Depuis toute petite, et grâce à mes parents, j’ai vécu entourée de photographies. Dans le salon, la chambre, le bureau, et même la cuisine, des souvenirs encadrés, des photographies d’enfance, des albums de famille et plusieurs boîtes remplies d’enveloppes et de négatifs. Mon père a eu tous les appareils possibles, de l’argentique au numérique. Une passion qui s’est donc transmise en grandissant. Avoir tous ces clichés et ces outils à portée de main a certainement eu un rôle sur cette passion, mais aussi sur la façon dont j’ai grandi. Un questionnement s’est donc opéré sur toutes ces images que l’on crée au quotidien et qu’on garde précieusement.
Le cliché souvenir, un objet du quotidien depuis de nombreuses années
Le repas de famille pour célébrer les 18 ans du petit frère, cette soirée autour de l’étang un soir d’août avec les copains, le mariage bucolique de la cousine, ces moments sont restés dans notre tête mais surtout dans la galerie photo nos téléphones. Il y a 20 ans, ce n’était pas sur les écrans que nos souvenirs divaguaient, mais sur du papier. Depuis le début de l’histoire de la photographie, les outils ont changé, les supports se sont multipliés. Le but de la photographie s’est aussi diversifié. Au départ, elle n’était réservée qu’à une certaine classe des plus aisées voulant se faire tirer le portrait. Mais les industriels de la photographie ont réussi à démocratiser l’appareil photographique pour les classes les plus populaires. Un nouveau tournant s’opère et le vacancier des années 1936 embarque son appareil photo jetable Kodak pour pouvoir se remémorer cet incroyable été au bord de la mer, accompagné de toute sa famille.
Tout le monde a des photographies souvenirs enfouies dans un carton au grenier, un album de sa naissance avec de nombreuses photographies de soi bébé. Maintenant les clichés souvenirs d’aujourd’hui s’entassent dans le stockage immense de nos disques durs que l’on ne regarde même plus. On expose son mariage sur les réseaux sociaux, on crée un compte Instagram pour son enfant de 2 mois et on attend le like. Quoi qu’il arrive, que ce soit en 1983 ou 2022, on construit sa personne à travers ces images.

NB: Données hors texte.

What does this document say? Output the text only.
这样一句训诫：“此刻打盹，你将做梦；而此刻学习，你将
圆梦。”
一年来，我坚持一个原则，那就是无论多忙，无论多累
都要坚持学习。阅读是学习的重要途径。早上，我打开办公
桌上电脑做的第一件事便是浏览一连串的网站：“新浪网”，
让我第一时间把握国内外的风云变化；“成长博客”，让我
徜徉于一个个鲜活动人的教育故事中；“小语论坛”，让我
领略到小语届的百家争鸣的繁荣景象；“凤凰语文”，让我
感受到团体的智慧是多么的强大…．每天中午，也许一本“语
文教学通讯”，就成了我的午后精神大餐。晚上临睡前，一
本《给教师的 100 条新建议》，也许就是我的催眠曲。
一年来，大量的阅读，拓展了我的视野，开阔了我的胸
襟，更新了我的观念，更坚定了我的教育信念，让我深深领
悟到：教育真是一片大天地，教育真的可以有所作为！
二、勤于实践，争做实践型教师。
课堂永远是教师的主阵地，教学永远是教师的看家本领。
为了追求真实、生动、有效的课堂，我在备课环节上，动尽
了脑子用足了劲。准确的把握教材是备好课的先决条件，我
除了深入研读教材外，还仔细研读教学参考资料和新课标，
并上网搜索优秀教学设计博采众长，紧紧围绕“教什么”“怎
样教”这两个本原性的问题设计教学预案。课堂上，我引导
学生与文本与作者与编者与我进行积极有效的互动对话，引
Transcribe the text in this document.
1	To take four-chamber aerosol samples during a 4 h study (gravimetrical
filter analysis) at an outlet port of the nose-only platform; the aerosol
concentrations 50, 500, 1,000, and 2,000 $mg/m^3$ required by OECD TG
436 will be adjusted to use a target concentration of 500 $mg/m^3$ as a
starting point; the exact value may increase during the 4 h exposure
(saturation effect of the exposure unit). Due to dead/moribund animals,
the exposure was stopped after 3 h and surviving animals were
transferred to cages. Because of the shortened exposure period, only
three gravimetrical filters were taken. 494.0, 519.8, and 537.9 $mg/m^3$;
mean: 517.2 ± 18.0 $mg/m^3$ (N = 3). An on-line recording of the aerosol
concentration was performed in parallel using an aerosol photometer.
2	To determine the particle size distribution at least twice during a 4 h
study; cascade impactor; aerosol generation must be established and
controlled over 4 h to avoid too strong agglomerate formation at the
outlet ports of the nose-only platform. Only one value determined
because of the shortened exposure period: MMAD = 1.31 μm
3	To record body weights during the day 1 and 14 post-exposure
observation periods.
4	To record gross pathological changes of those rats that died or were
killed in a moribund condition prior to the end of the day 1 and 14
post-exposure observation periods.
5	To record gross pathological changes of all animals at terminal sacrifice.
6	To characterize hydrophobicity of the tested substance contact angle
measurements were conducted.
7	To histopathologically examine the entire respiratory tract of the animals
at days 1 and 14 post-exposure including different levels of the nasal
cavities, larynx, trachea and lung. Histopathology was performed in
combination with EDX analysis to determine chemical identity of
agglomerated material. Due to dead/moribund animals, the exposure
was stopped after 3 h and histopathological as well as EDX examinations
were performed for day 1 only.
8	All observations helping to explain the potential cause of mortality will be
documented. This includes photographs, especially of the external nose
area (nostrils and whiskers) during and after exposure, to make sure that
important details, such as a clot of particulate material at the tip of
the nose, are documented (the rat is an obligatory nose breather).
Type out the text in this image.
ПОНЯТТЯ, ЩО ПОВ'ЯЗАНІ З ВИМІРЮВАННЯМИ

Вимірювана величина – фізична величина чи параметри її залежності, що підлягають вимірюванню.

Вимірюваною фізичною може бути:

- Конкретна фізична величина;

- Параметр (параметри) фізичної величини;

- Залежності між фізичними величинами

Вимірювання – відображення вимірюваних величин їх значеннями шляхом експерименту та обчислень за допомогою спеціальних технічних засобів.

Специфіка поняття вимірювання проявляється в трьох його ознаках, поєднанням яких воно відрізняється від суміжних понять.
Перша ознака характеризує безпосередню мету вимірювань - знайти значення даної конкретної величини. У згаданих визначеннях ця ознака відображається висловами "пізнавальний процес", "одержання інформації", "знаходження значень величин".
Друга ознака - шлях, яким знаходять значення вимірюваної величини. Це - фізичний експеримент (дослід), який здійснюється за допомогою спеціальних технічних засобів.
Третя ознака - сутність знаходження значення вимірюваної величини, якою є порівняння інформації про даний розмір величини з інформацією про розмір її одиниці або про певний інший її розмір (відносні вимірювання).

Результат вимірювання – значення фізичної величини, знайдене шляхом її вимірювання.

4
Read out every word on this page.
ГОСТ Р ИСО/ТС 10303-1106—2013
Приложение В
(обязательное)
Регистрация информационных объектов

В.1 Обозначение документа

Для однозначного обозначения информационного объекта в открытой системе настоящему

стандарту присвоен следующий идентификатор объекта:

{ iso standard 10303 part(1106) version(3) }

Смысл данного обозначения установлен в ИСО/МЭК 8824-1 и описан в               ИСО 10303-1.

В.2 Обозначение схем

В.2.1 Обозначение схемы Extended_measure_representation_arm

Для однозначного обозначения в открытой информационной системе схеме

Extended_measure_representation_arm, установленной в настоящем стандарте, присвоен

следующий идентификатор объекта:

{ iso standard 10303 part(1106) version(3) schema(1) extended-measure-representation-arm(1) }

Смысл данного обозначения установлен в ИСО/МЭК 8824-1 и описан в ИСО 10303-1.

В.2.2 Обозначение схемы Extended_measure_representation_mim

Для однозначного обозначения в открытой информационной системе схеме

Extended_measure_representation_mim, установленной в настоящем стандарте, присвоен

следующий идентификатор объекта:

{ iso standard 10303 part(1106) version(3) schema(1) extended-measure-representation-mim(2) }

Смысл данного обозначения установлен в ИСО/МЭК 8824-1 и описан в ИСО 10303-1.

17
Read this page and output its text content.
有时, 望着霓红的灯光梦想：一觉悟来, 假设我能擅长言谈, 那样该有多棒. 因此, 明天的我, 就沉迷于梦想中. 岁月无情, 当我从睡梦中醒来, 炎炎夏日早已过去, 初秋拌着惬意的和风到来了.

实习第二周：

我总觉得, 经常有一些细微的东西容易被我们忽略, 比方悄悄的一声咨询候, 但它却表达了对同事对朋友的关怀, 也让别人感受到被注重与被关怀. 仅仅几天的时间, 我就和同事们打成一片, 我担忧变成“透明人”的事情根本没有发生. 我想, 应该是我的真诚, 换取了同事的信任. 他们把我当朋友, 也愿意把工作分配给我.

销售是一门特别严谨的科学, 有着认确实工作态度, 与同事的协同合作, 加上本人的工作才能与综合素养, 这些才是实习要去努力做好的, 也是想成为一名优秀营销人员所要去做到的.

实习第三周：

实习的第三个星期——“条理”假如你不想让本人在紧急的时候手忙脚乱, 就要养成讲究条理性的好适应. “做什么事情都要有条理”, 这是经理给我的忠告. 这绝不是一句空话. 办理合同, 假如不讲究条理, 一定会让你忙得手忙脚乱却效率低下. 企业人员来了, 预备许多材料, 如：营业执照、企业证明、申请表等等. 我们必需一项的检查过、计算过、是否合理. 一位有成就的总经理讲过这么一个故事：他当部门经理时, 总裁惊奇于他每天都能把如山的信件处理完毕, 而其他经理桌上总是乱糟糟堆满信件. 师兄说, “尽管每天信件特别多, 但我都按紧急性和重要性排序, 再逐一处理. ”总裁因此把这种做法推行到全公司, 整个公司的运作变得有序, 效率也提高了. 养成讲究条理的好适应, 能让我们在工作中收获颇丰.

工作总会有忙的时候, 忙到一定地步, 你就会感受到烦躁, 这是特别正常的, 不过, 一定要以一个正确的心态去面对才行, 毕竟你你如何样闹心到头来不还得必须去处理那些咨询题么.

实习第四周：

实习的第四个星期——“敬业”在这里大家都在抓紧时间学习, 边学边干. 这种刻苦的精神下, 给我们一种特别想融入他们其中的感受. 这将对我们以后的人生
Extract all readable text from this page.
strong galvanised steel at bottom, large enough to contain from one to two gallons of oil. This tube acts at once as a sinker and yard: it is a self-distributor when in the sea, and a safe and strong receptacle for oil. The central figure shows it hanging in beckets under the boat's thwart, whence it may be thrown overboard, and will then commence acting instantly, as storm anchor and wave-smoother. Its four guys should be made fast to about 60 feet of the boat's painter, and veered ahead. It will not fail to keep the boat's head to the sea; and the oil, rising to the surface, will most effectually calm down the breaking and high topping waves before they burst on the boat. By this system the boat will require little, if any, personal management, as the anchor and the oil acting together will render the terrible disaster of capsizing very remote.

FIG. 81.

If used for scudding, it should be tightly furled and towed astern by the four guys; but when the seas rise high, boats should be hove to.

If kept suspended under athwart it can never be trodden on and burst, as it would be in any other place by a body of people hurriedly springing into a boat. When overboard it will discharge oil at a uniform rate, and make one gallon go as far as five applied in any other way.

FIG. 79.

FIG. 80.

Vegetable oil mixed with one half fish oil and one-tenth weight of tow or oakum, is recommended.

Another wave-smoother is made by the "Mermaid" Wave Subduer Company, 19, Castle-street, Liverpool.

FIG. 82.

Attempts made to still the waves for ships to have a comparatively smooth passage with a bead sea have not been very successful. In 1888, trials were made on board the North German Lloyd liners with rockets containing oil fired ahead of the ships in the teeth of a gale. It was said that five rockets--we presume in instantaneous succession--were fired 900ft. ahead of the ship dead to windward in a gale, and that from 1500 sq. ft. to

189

La nostalgie, la reconnaissance de soi et de ses proches, la place dans sa famille, tant de sujets qui impacteront l’évolution d’un individu tout au long de sa vie.
Les photographies sélectionnées et triées, une représentation faussée de soi
La vie n’est pas faite que de moments heureux. Cependant, prenez un album de famille et vous y verrez très peu d’enfants qui pleurent, d’accidents de voiture ou encore de photos d’enterrements. La photographie souvenir bien qu’elle puisse apporter réconfort n’est pas forcément la plus représentative de la réalité. L’album-photo est un livre où la famille raconte son histoire et choisit de la tronquer ou non. Les réseaux sociaux sont une vitrine des moments les plus joyeux de notre quotidien qui collent à la vie parfaite. Des sélections qui biaisent la mémoire et réécrivent une histoire qui n’est plus vraiment la nôtre. Cette problématique m’a fait donc réfléchir sur l’utilisation générale de la photographie souvenir.
Des souvenirs utilisés dans le monde de l’art
L’art de la photographie est large mais quand il est question du quotidien c’est un thème bien plus précis. De nombreux artistes ont pu montrer leur travail à travers leur réel quotidien : Nan Goldin ou encore Sally Maan. Des utilisations crues de leur véritable vie, qui ont fait débat dans les années 70 à 80. D’autres artistes ont pris l’opportunité de raconter l’histoire d’autres personnes, en utilisant et en remettant au goût du jour des photographies jusque-là oubliées. Des artistes comme Christian Boltanski ou Lee Shulman refont vivre des clichés d’époques différentes pour ainsi faire perdurer le souvenir.
De nombreuses thématiques autour du souvenir photographique entre les décennies qui ne feront qu’évoluer encore plus dans les années à venir.